At the end, when Morrison (spoiler alert!) at last comes upon a settlement, we feel his awe and relief at the sound of voices speaking in French, and it’s not just because he gets to live another day. The French are representatives of order, stability. In Buell’s debut novel from 1959, The Pyx, Anglo and French detectives in Montreal share a shopworn bonhomie. You can see this in even sharper relief in Harvey Hart’s outstanding (little-seen) 1973 screen adaptation of the novel, in which Christopher Plummer’s Sgt. Jim Henderson responds to a call about a woman having fallen from a tall building. Or did someone push her? On arriving at the scene, another detective is impressed to hear that Henderson now works with French-Canadian cop Pierre Paquette. “You’re working with Paquette, the eager beaver?” “Why, do you know him?” Henderson replies. “Know him? I’m surprised he didn’t get to her before she hit the ground!” the other rejoins.

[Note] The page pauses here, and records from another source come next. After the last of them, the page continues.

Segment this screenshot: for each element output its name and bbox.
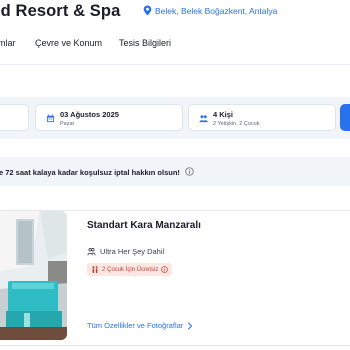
- tabs-divider: [0, 64, 350, 65]
- date-value: 03 Ağustos 2025: [60, 110, 119, 119]
- tab-facility-info[interactable]: Tesis Bilgileri: [119, 38, 171, 48]
- guests-value: 4 Kişi: [213, 110, 234, 119]
- info-circle-icon[interactable]: [161, 266, 169, 273]
- all-features-label: Tüm Özellikler ve Fotoğraflar: [87, 321, 184, 330]
- room-photo[interactable]: [0, 211, 67, 340]
- guests-breakdown: 2 Yetişkin, 2 Çocuk: [213, 121, 260, 127]
- child-badge-label: 2 Çocuk İçin Ücretsiz: [102, 266, 159, 273]
- hotel-location[interactable]: Belek, Belek Boğazkent, Antalya: [143, 5, 277, 16]
- child-free-badge: 2 Çocuk İçin Ücretsiz: [87, 263, 173, 276]
- cancellation-row: e 72 saat kalaya kadar koşulsuz iptal ha…: [0, 167, 194, 177]
- tab-rooms[interactable]: mlar: [0, 38, 16, 48]
- guests-field[interactable]: 4 Kişi 2 Yetişkin, 2 Çocuk: [188, 104, 336, 131]
- destination-field[interactable]: [0, 104, 29, 131]
- cancellation-text: e 72 saat kalaya kadar koşulsuz iptal ha…: [0, 168, 180, 177]
- child-icon: [92, 266, 98, 274]
- location-label: Belek, Belek Boğazkent, Antalya: [155, 5, 278, 16]
- utensils-icon: [87, 248, 96, 256]
- search-button[interactable]: [340, 104, 350, 131]
- calendar-icon: [46, 114, 55, 123]
- board-type: Ultra Her Şey Dahil: [87, 247, 164, 256]
- people-icon: [199, 115, 208, 123]
- date-weekday: Pazar: [60, 121, 75, 127]
- room-photo-image: [0, 211, 67, 340]
- room-name: Standart Kara Manzaralı: [87, 220, 201, 231]
- tab-location[interactable]: Çevre ve Konum: [35, 38, 102, 48]
- date-field[interactable]: 03 Ağustos 2025 Pazar: [35, 104, 183, 131]
- chevron-right-icon: [188, 321, 193, 330]
- map-pin-icon: [143, 5, 152, 16]
- info-circle-icon[interactable]: [185, 167, 194, 176]
- all-features-link[interactable]: Tüm Özellikler ve Fotoğraflar: [87, 321, 193, 330]
- board-label: Ultra Her Şey Dahil: [100, 247, 165, 256]
- hotel-title: ld Resort & Spa: [0, 2, 121, 20]
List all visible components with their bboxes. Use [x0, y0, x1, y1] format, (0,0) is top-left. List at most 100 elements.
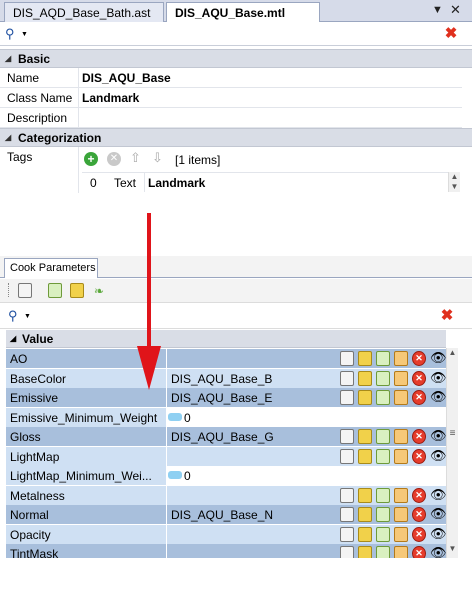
- grid-row[interactable]: TintMask ✕ 👁: [6, 544, 447, 559]
- grid-row-value[interactable]: DIS_AQU_Base_E: [167, 388, 335, 407]
- new-document-icon[interactable]: [340, 390, 354, 405]
- property-row-name[interactable]: Name DIS_AQU_Base: [0, 68, 462, 88]
- remove-icon[interactable]: ✕: [412, 546, 426, 558]
- grid-row-value[interactable]: DIS_AQU_Base_B: [167, 368, 335, 388]
- grid-row[interactable]: Emissive DIS_AQU_Base_E ✕ 👁: [6, 388, 447, 407]
- tags-scrollbar[interactable]: ▲ ▼: [448, 172, 460, 192]
- go-to-asset-icon[interactable]: [394, 526, 408, 542]
- grid-row[interactable]: AO ✕ 👁: [6, 349, 447, 368]
- eye-icon[interactable]: 👁: [430, 351, 447, 366]
- property-value[interactable]: Landmark: [82, 91, 139, 105]
- new-document-icon[interactable]: [340, 507, 354, 522]
- remove-icon[interactable]: ✕: [412, 448, 426, 464]
- eye-icon[interactable]: 👁: [430, 448, 447, 464]
- search-dropdown-caret-icon[interactable]: ▼: [24, 313, 31, 320]
- eye-icon[interactable]: 👁: [430, 526, 447, 542]
- remove-icon[interactable]: ✕: [412, 429, 426, 444]
- new-document-icon[interactable]: [340, 429, 354, 444]
- grid-row-value[interactable]: DIS_AQU_Base_G: [167, 427, 335, 446]
- browse-folder-icon[interactable]: [358, 487, 372, 503]
- refresh-icon[interactable]: [376, 507, 390, 522]
- go-to-asset-icon[interactable]: [394, 487, 408, 503]
- remove-icon[interactable]: ✕: [412, 526, 426, 542]
- remove-icon[interactable]: ✕: [412, 487, 426, 503]
- property-value[interactable]: DIS_AQU_Base: [82, 71, 171, 85]
- remove-icon[interactable]: ✕: [412, 390, 426, 405]
- eye-icon[interactable]: 👁: [430, 429, 447, 444]
- collapse-triangle-icon[interactable]: ◢: [5, 54, 11, 63]
- new-document-icon[interactable]: [340, 546, 354, 558]
- refresh-icon[interactable]: [376, 487, 390, 503]
- refresh-icon[interactable]: [376, 429, 390, 444]
- search-dropdown-caret-icon[interactable]: ▼: [21, 31, 28, 38]
- refresh-icon[interactable]: [376, 390, 390, 405]
- refresh-icon[interactable]: [376, 448, 390, 464]
- new-document-icon[interactable]: [340, 526, 354, 542]
- clear-search-icon[interactable]: ✖: [440, 308, 454, 323]
- collapse-triangle-icon[interactable]: ◢: [10, 334, 16, 343]
- refresh-icon[interactable]: [376, 351, 390, 366]
- grid-row-number[interactable]: 0: [184, 411, 191, 425]
- grid-row[interactable]: Emissive_Minimum_Weight 0: [6, 407, 446, 427]
- go-to-asset-icon[interactable]: [394, 351, 408, 366]
- refresh-icon[interactable]: [376, 526, 390, 542]
- grid-row[interactable]: Gloss DIS_AQU_Base_G ✕ 👁: [6, 427, 447, 446]
- grid-row-value[interactable]: [167, 524, 335, 544]
- grid-row-value[interactable]: [167, 544, 335, 558]
- new-document-icon[interactable]: [340, 370, 354, 386]
- grid-row-value[interactable]: [167, 349, 335, 368]
- browse-folder-icon[interactable]: [358, 448, 372, 464]
- tab-close-icon[interactable]: ✕: [450, 2, 461, 18]
- eye-icon[interactable]: 👁: [430, 370, 447, 386]
- browse-folder-icon[interactable]: [358, 370, 372, 386]
- go-to-asset-icon[interactable]: [394, 448, 408, 464]
- new-document-icon[interactable]: [340, 351, 354, 366]
- folder-icon[interactable]: [70, 283, 84, 298]
- eye-icon[interactable]: 👁: [430, 390, 447, 405]
- go-to-asset-icon[interactable]: [394, 546, 408, 558]
- browse-folder-icon[interactable]: [358, 351, 372, 366]
- grid-row-number[interactable]: 0: [184, 469, 191, 483]
- grid-row[interactable]: Normal DIS_AQU_Base_N ✕ 👁: [6, 505, 447, 524]
- eye-icon[interactable]: 👁: [430, 487, 447, 503]
- browse-folder-icon[interactable]: [358, 429, 372, 444]
- go-to-asset-icon[interactable]: [394, 429, 408, 444]
- grid-row[interactable]: Metalness ✕ 👁: [6, 485, 447, 505]
- refresh-icon[interactable]: [48, 283, 62, 298]
- grid-scrollbar[interactable]: ▲ ≡ ▼: [446, 348, 458, 558]
- grid-row-value[interactable]: DIS_AQU_Base_N: [167, 505, 335, 524]
- slider-icon[interactable]: [168, 412, 182, 421]
- grid-row[interactable]: BaseColor DIS_AQU_Base_B ✕ 👁: [6, 368, 447, 388]
- add-icon[interactable]: +: [84, 152, 98, 166]
- leaf-icon[interactable]: ❧: [94, 284, 104, 298]
- tab-list-dropdown-icon[interactable]: ▼: [432, 4, 443, 16]
- eye-icon[interactable]: 👁: [430, 546, 447, 559]
- browse-folder-icon[interactable]: [358, 526, 372, 542]
- property-row-class-name[interactable]: Class Name Landmark: [0, 88, 462, 108]
- remove-icon[interactable]: ✕: [107, 152, 121, 166]
- search-icon[interactable]: ⚲: [5, 26, 15, 42]
- grid-row[interactable]: LightMap ✕ 👁: [6, 446, 447, 466]
- grid-section-value[interactable]: ◢ Value: [6, 330, 446, 348]
- new-document-icon[interactable]: [340, 487, 354, 503]
- grid-row-value[interactable]: [167, 485, 335, 505]
- go-to-asset-icon[interactable]: [394, 370, 408, 386]
- browse-folder-icon[interactable]: [358, 390, 372, 405]
- new-document-icon[interactable]: [340, 448, 354, 464]
- browse-folder-icon[interactable]: [358, 507, 372, 522]
- refresh-icon[interactable]: [376, 546, 390, 558]
- clear-search-icon[interactable]: ✖: [444, 26, 458, 41]
- browse-folder-icon[interactable]: [358, 546, 372, 558]
- grid-row-value[interactable]: [167, 446, 335, 466]
- tab-dis-aqd-base-bath[interactable]: DIS_AQD_Base_Bath.ast: [4, 2, 164, 22]
- property-row-description[interactable]: Description: [0, 108, 462, 128]
- tag-value[interactable]: Landmark: [148, 176, 205, 190]
- go-to-asset-icon[interactable]: [394, 390, 408, 405]
- remove-icon[interactable]: ✕: [412, 370, 426, 386]
- collapse-triangle-icon[interactable]: ◢: [5, 133, 11, 142]
- refresh-icon[interactable]: [376, 370, 390, 386]
- grid-row[interactable]: Opacity ✕ 👁: [6, 524, 447, 544]
- new-document-icon[interactable]: [18, 283, 32, 298]
- remove-icon[interactable]: ✕: [412, 351, 426, 366]
- section-categorization[interactable]: ◢ Categorization: [0, 128, 472, 147]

Atwood departs from the spirit of such bonhomie in her mean-spirited portrayals. No one is likely to take Atwood to task over this, of course. With some exceptions, cancellation these days is for white male authors who have the temerity to think aloud or in print. But the second-class status of the French in Canada is a very real issue, and is not about to get any better as a result of anything Atwood has said or done.
In 2013, the year that Canada Post honored Robertson Davies, one of the most horrific events in Canada’s modern history unfolded in the town of Lac-Mégantic in the Eastern Townships of Quebec. On the night of July 6, a Montreal, Maine and Atlantic Railway freight train carrying loads of crude oil and parked on a hill above the town while its conductor slept in a hotel downtown unexpectedly rolled down the hill and derailed. The resulting blast killed 47 people and leveled much of Lac-Mégantic. A number of factors led to the brake failure, but the catastrophe would never have happened if, as per longstanding custom, the train had had a second conductor to assume oversight while the first one was off duty.

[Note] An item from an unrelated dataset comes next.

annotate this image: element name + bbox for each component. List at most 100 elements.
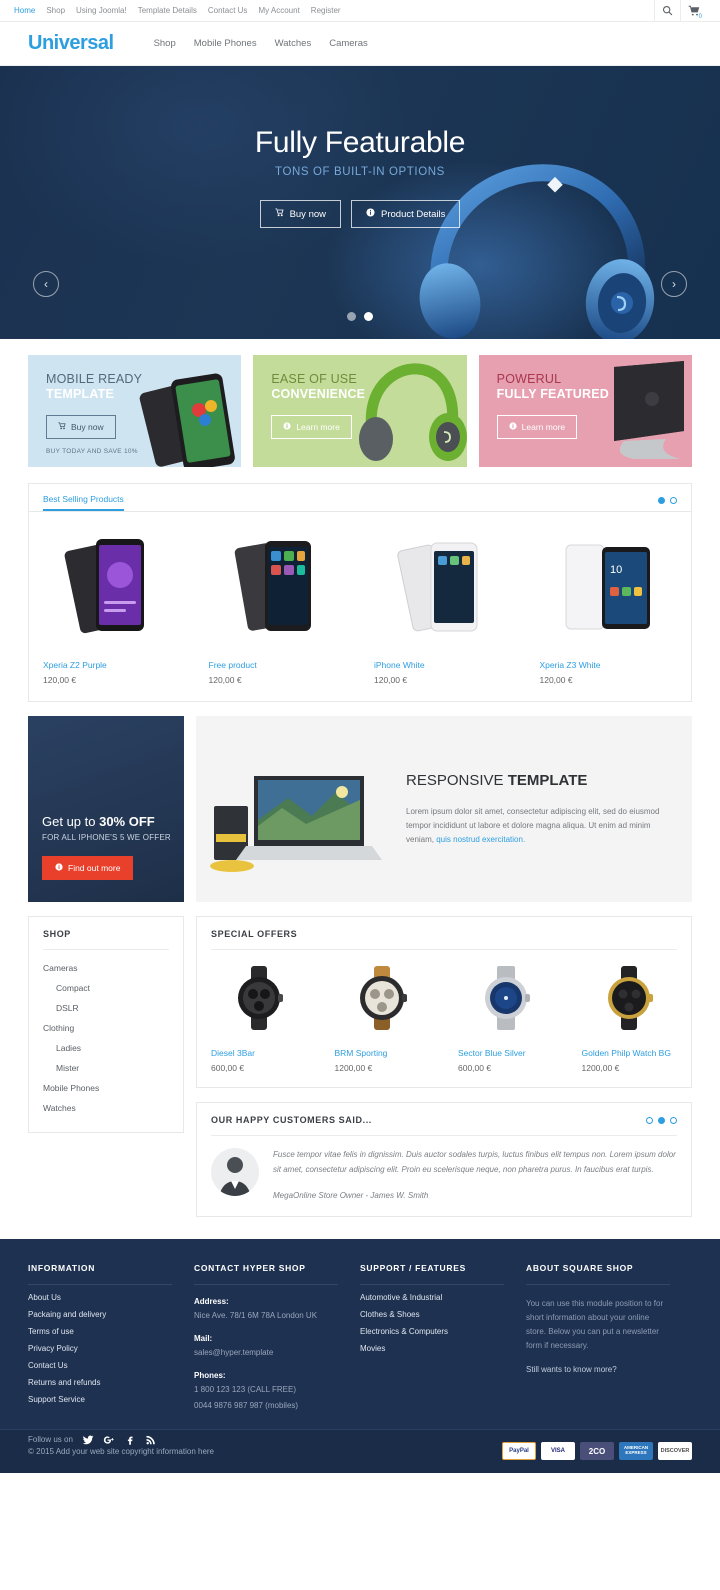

Bruce Campbell’s excellent The Lac-Mégantic Rail Disaster: Public Betrayal, Justice Denied details the relaxation of safety rules and requirements that MMA, an American firm headquartered in Maine, demanded from Ottawa from the 1980s on. The Anglo-Canadian prime minister Brian Mulroney was one of the most anti-regulation leaders in the nation’s history, and changes initiated under his watch and later stripped Transport Canada of the power to require companies to follow safety rules and protocols. Transport Canada had to resort to issuing toothless “letters of concern.” When MMA wanted to switch from two conductors to one conductor per freight train on the Lac-Mégantic and other routes to save money, there was little the regulatory body could do to stop it. Though this was not the only factor involved, forty-seven French Canadians died as a result. It is only one of the recent episodes in a long history of horrendous neglect and mistreatment of a people.
Margaret Atwood is a writer of substantial talent, but in today’s parlance, she has “othered” French Canadians. If we are really to care about these things as much as the woke demand, then we might ask whether placing her on a postage stamp rubs salt into still fresh wounds.